A Fundação Piratini e o Sindicato dos Jornalistas assinaram, nesta sexta-feira (21), acordo para o Programa de Desligamento Voluntário (PDV) dos profissionais ligados à TVE e FM Cultura. O acordo ainda deverá ser homologado pela Superintendência Regional do Trabalho e Emprego.
Com exceção dos cargos em comissão, dos funcionários com estabilidade e dos contratos emergenciais, todos podem aderir à proposta até o dia 12 de janeiro de 2018. O trabalhador poderá ser dispensado até o dia 17 de abril.
O presidente da Fundação Piratini, Orestes de Andrade Jr., afirma que a entidade é a primeira a aderir ao PDV, e a expectativa é de fechar acordo também com outras categorias. A fundação possui hoje 250 funcionários, de diversas áreas, dos quais 40 têm estabilidade e 20 são comissionados. Dos 190 restantes, a maior parte é composta por jornalistas.
— Cerca de 70% dos funcionários aptos a serem demitidos são jornalistas. A Fundação Piratini já demitiu 12 trabalhadores, mas os demais ainda não saíram porque estão amparados por uma decisão judicial. Depois do desligamento de todos, a TVE e FM Cultura devem ser mantidas com os funcionários que possuem estabilidade. Ainda não temos definição sobre os CCs — afirma Andrade Jr.
Conforme o Sindicato dos Jornalistas, a liminar que impossibilita demissões nas fundações estaduais continua valendo – no entanto, o acordo para demissão voluntária foi assinado para que os profissionais tenham alternativa:
— Este não é um acordo que nos traz satisfação.

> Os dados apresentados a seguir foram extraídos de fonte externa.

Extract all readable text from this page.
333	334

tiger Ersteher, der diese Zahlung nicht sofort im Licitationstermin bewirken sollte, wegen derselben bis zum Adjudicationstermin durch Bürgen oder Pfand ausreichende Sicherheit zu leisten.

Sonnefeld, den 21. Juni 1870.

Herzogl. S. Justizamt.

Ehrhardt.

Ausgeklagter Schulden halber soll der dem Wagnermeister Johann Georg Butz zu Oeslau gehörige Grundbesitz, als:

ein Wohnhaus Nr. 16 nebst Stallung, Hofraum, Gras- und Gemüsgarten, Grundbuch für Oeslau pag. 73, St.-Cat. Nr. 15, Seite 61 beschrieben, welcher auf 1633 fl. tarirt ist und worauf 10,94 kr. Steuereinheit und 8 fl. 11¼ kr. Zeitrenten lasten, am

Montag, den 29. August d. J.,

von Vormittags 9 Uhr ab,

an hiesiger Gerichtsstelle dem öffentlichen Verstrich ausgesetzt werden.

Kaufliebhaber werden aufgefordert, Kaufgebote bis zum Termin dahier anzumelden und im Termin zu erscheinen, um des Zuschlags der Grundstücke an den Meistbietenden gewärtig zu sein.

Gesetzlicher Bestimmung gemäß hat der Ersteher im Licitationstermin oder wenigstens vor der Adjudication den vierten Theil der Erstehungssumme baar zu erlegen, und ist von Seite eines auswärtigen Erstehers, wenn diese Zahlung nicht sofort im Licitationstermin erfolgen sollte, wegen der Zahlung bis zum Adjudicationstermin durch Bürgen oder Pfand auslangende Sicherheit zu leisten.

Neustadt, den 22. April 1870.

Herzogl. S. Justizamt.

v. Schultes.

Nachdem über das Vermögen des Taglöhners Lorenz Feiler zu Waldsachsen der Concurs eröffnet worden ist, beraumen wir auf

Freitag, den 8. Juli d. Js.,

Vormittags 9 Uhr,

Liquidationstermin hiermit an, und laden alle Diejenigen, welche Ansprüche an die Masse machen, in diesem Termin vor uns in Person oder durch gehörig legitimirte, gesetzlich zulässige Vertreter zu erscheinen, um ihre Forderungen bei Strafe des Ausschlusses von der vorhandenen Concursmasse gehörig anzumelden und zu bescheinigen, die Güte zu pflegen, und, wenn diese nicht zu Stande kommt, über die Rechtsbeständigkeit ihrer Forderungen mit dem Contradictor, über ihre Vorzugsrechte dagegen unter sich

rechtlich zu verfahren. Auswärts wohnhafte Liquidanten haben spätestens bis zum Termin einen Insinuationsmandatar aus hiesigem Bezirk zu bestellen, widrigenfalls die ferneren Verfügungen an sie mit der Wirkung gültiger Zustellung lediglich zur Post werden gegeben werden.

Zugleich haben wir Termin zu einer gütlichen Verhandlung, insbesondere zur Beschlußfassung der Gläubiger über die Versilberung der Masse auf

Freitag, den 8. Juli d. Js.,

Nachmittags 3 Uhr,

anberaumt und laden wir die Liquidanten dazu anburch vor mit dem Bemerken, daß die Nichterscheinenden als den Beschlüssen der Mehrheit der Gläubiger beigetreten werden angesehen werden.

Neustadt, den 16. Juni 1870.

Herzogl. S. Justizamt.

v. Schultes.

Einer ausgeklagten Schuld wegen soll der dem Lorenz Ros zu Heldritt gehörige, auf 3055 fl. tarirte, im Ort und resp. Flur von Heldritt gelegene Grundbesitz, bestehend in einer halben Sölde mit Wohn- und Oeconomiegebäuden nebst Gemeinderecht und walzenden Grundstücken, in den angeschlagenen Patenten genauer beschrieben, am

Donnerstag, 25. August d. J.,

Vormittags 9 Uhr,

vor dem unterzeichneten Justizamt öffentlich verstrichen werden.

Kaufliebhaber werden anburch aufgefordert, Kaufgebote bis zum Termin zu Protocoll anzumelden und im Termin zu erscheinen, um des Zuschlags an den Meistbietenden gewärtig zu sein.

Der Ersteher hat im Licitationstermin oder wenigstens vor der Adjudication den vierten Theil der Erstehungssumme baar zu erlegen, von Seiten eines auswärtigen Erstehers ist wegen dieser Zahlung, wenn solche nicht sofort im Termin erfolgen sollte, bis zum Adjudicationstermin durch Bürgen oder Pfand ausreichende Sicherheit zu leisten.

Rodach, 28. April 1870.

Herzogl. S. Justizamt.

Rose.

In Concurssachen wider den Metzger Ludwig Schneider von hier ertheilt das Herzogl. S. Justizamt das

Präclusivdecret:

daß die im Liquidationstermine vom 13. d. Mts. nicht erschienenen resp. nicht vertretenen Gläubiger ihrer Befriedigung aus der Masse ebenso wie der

Assinamos contra nossa vontade, mas, como a intenção do governo é caminhar para o retrocesso, não houve alternativa. Há funcionários abalados, desmotivados, que querem ter a opção de sair. Pelo menos, pelo acordo assinado, os funcionários que já foram demitidos também poderão assinar o PDV — esclarece o presidente do sindicato, Milton Siles Simas Júnior.
Conforme a Fundação Piratini, os funcionários celetistas receberão uma indenização no valor de uma remuneração bruta para cada quatro anos de serviço, que será paga mensalmente a partir do mês seguinte ao desligamento. As verbas rescisórias serão pagas em uma parcela única, no prazo legal estabelecido pela CLT. Servidoras gestantes e servidores afastados por acidente de trabalho ou portadores de doença profissional terão os direitos garantidos, conforme a fundação.
Extinção de fundações
A extinção de seis fundações foi aprovada no ano passado pela Assembleia, e a expectativa da Procuradoria-Geral do Estado (PGE) é concluir o processo até abril de 2018. Conforme a procuradora e coordenadora da Procuradoria Trabalhista da PGE, Andreia Uber Espinosa, todas as fundações deverão aderir a acordos com sindicatos para PDVs.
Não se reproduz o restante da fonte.